Stanley answers the “What is a Republican” question

Bill Stanley, candidate for chairman of the Republican Party of Virginia, sent the following letter out to potential delegates this evening:

Since announcing my bid for Chairman of the Republican Party of Virginia, I have received many emails from Republican delegates telling me they like what I have to say regarding my vision for RPV. But, they also have questions.

I thought it might be helpful, as well as save some time, to answer the question I receive most often in an email for broad distribution. This way, my fellow delegates can hear my views and learn where I stand.
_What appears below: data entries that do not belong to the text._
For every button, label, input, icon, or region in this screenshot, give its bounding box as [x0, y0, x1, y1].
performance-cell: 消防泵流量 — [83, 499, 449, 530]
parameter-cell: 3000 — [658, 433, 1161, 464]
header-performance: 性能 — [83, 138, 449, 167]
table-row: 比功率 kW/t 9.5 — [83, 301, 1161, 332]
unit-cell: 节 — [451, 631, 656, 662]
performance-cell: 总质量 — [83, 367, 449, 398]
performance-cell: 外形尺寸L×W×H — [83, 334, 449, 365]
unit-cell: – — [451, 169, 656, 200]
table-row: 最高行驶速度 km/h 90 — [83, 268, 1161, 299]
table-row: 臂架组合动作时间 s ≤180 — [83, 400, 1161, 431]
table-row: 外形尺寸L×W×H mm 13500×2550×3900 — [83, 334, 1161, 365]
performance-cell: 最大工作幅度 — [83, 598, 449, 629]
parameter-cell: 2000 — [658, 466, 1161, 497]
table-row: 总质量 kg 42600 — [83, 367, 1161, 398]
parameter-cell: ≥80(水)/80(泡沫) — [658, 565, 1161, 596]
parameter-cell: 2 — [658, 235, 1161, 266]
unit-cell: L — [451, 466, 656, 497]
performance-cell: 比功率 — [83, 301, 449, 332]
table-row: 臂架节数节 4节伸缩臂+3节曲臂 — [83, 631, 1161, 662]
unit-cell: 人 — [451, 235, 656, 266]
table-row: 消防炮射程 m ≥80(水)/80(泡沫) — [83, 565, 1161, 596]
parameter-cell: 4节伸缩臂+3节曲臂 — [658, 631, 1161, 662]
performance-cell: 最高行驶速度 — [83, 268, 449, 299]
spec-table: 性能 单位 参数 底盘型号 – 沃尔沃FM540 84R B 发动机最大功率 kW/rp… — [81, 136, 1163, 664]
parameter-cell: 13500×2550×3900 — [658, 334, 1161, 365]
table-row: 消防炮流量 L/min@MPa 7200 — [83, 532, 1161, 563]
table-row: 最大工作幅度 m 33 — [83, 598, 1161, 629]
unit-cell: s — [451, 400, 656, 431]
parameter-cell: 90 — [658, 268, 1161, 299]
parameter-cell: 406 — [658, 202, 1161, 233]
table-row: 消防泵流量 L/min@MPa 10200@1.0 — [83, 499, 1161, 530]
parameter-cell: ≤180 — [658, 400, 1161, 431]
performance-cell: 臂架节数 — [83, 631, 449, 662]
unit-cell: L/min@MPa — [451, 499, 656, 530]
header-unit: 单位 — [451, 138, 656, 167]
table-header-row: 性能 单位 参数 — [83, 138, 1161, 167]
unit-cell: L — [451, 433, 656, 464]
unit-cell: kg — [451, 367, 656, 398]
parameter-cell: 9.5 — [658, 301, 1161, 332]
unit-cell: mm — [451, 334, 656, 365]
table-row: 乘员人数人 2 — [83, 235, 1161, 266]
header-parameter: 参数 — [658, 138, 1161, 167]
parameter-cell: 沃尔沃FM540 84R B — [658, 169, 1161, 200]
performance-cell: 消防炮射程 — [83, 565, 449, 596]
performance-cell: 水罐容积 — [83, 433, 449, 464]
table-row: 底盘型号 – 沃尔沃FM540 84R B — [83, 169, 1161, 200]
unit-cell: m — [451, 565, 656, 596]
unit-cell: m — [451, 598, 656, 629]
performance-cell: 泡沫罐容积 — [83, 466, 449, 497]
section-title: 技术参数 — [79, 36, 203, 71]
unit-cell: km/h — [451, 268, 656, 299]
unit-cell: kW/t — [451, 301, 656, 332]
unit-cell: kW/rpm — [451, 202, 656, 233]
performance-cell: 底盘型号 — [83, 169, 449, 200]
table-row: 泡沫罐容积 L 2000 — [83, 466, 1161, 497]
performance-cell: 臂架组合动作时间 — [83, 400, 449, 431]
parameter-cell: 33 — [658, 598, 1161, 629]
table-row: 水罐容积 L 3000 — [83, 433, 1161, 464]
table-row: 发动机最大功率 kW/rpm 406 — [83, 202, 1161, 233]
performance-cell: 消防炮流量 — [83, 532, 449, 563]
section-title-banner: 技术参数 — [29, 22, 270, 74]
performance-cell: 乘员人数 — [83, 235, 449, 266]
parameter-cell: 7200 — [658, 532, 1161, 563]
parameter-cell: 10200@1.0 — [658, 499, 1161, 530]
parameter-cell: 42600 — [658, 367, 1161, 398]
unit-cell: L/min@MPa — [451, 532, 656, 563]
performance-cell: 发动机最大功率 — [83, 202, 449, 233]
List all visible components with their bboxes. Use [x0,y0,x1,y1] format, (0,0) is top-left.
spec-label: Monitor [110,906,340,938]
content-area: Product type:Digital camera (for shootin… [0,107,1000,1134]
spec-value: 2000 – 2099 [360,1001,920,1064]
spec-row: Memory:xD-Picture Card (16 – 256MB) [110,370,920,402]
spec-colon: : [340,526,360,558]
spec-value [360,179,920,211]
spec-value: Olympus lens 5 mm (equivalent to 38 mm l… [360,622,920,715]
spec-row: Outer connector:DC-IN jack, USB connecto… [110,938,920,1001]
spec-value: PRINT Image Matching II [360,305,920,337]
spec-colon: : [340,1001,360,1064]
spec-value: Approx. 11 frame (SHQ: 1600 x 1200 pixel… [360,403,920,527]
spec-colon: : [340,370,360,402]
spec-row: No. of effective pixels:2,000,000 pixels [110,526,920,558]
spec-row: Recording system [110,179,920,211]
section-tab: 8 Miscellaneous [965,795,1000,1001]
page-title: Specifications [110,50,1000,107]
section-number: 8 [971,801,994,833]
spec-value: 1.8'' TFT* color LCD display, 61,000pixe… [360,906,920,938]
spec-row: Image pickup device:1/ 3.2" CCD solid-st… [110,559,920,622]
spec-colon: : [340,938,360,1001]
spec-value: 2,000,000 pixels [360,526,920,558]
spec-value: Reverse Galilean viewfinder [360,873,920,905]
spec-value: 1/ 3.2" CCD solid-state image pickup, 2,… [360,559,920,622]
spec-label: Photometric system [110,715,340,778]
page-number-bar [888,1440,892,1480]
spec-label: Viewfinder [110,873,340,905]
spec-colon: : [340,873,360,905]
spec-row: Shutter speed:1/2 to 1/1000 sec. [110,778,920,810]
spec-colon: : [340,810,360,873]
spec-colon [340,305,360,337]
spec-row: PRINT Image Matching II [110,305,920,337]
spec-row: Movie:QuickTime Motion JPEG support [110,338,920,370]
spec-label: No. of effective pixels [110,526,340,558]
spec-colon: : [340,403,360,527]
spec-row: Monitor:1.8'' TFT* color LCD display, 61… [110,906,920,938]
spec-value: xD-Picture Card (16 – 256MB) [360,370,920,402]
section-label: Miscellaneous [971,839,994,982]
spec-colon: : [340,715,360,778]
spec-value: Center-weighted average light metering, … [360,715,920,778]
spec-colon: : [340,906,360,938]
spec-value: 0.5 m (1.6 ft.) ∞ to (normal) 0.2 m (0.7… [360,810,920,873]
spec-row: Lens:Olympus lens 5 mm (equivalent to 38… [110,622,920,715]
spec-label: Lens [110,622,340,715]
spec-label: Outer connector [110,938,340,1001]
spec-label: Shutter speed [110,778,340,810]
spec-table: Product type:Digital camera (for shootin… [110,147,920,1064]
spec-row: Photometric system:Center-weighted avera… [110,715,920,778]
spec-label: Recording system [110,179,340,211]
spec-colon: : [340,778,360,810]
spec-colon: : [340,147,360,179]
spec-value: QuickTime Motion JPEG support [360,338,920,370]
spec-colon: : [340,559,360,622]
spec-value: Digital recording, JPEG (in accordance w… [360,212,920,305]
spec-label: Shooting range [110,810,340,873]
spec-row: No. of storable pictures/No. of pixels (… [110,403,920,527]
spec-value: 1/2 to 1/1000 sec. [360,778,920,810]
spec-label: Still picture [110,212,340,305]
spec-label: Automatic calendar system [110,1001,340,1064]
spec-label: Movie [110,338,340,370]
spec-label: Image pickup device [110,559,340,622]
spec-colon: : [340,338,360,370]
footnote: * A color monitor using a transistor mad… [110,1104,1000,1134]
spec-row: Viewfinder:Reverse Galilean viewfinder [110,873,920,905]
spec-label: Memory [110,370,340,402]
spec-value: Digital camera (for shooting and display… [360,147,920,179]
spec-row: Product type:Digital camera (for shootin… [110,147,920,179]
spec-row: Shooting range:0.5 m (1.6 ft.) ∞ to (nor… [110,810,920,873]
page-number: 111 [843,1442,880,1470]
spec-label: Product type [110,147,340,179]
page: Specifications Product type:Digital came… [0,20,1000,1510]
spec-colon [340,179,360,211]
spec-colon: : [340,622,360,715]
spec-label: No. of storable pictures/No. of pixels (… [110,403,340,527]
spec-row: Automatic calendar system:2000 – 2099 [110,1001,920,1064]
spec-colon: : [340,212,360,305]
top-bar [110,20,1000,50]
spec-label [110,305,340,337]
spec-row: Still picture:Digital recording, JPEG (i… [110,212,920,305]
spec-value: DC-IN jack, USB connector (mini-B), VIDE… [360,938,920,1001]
The question I get the most often is best represented by the email I received below, from a delegate in Northern Virginia. I hope you find my response helpful, and I encourage you to write or call me if you have questions about my agenda for a strong, conservative, and winning Republican Party.


Do you agree with those who say that for the Republican Party to win again, we have to take the advice of people like Colin Powell and move to the middle, especially on social issues? If you are Chairman, will there be a litmus test for Republican candidates?


With all due respect to General Powell, I don’t think he could be more wrong on this point. The most surefire way to send Republicans into permanent minority status is for us to ignore, abandon, or attempt to conceal our core conservative principles, on any issue. As a pro-life, pro-traditional marriage, pro-2nd Amendment Republican, I am very solidly conservative on social issues. Yet, my views on these key issues are not the primary basis for my disagreement with those who want to emulate the Democrats on these subjects.

First, doing so would break faith with our grassroots volunteers and members, who overwhelmingly want their party to promote traditional values on life and marriage, and protect our Constitutional liberties, including the 2nd Amendment. They know that our party exists and succeeds based upon commitment to principle. They also know that abandoning these views for convenience will not improve our prospects at the polls.

Second, even with the American population at large – let alone with the GOP specifically – conservative positions on key social issues still remain the majority view. It therefore makes no sense for us to apologize or shrink from them. While our Party should not conform its positions to match public opinion polls, it is reassuring to know that polling often demonstrates the electorate shares our views on economic and social issues. A positive conservative agenda that protects life, preserves liberty, reduces government intrusion and spending, and enhances opportunities is popular with the voting public.

Third, look across the aisle. The Democrats make absolutely no apologies for their extreme left-wing views. Indeed, they remain unyieldingly dogmatic about all of them. In the last two presidential elections, they selected as their nominee the person who happened to be the most liberal member of the United States Senate. Then, they forcefully attacked anyone who had the temerity to point out or express disagreement with his extreme liberal views. It remains a mystery as to why some of those entrusted with leadership positions in our party failed to similarly demonstrate the courage of our conservative convictions.

In large measure I see the current debate over our party’s “identity” to be a false issue. It has been most notably promoted by the mainstream media, seeking to divide us and weaken our confidence about who we are as a party. Sadly, some in our party have learned the corrosive lesson that the quickest way for a Republican to receive media attention and acclaim is to attack, discount, or dismiss the views of our party’s base.

You now see an occasional movement – again championed by the media – to abandon the model of Ronald Reagan. For our party, doing so would be a catastrophic mistake. Yes, President Reagan’s success began over twenty years ago. But since that time, Republicans have struggled to emulate the success of President Reagan, who was unapologetically conservative yet governed with his party largely unified and foundationally strong. We do not need to find a new Reagan, we just need to remember and emulate his example of leading by principle. He gave meaning to those principles by connecting the importance of the right to life, liberty, and property in public policy to the everyday lives of Americans.

Ronald Reagan enjoyed the strong support of our party’s base. They chose him – long before the party leaders at that time accepted him or welcomed his supporters. This is the true litmus test for those seeking our party’s nomination: can they win the support of our activists and volunteers and, and, with it, our nomination? As a grassroots party, we cannot have party leaders and higher-ups telling the grassroots who to nominate or support. As demonstrated by our own nomination contests, not every Republican agrees on every issue. As a party that is bound by an underlying philosophy, we should expect there to be differentiation on a wide variety of issues. But, our common views dramatically outnumber our disagreements.

By the same token, we will never succeed as a political party if some join forces with our liberal counterparts in the press and Democrat party to attack our conservative candidates or positions. Our conservative base is the foundation of strength in the Republican Party, and it can never be abandoned if we hope to restore the vision of our Founders of a nation built on ordered liberty.

As Chairman, I will never shrink from defending our GOP platform on protecting innocent life, preserving traditional marriage, or promoting the Constitution. As a party, we need to understand that adhering to these principles improves – not hinders – our prospects for victory.